Nearly two-thirds of American medical students have higher-than-average blood pressure, according to research presented at the American Heart Association’s Hypertension 2019 Scientific Sessions, with male students in particular struggling to control their BP.

Study lead Jacek Bednarz, Jr., a third-year medical student at Lincoln Memorial University, and colleagues surveyed 106 male and 105 female medical students in Harrogate, Tenn., for their work. Participants, who were an average of 26 years old, provided information about their diet, exercise habits, alcohol and tobacco consumption, mental health, social support and past medical history, and consented to BP and waistline measurements for the study.

While about 37% of the group exhibited normal blood pressure, Bednarz, Jr. et al. reported that 16% had elevated or “pre-high” blood pressure, 29% had stage 1 hypertension (130-139/80-89 mmHg) and 18% had stage 2 hypertension (140/90 mmHg and up). A one-inch increase in waist circumference was linked to an 11% increased risk of developing stage 2 high blood pressure.

The researchers also said male med students were more likely than female students to develop high blood pressure—13 times more likely. Bednarz, Jr. said in a release that it’s unclear why young men would be disproportionately affected by high BP, but posited it could have something to do with the stress of a demanding education, anxiety, lack of exercise and healthy food intake and poor sleep.

“Elevated blood pressure should not be something that we only associate with being older,” he said. “Young people lack awareness about their own blood pressure. Getting your blood pressure regularly checked is a simple way to protect one’s health.”

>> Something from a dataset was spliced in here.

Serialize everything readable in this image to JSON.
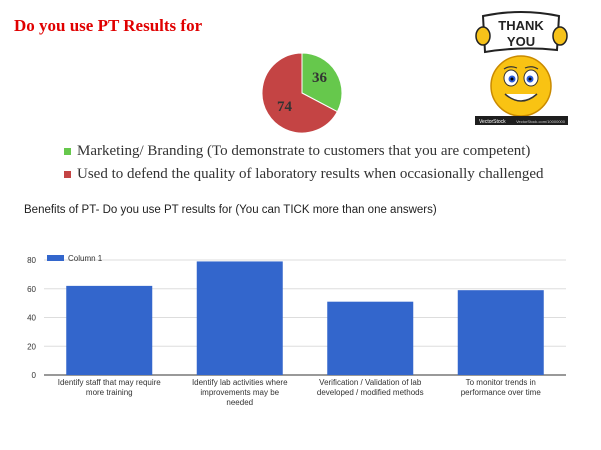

While the statistic that 63% of medical students surveyed had above-normal blood pressure is concerning, it’s not necessarily new. A recent report from Blue Cross Blue Shield revealed rates of hypertension in the U.S. have been climbing for years, and they’re climbing fastest among millennials and younger adults.

“While this is a small study, it is interesting,” AHA Chief Science and Medical Officer Mariell Jessup, MD, said in the release. “As one of the most common and dangerous risk factors for heart disease and stroke, all people, even those who are young and believed to be in good health, should have their blood pressure checked routinely.”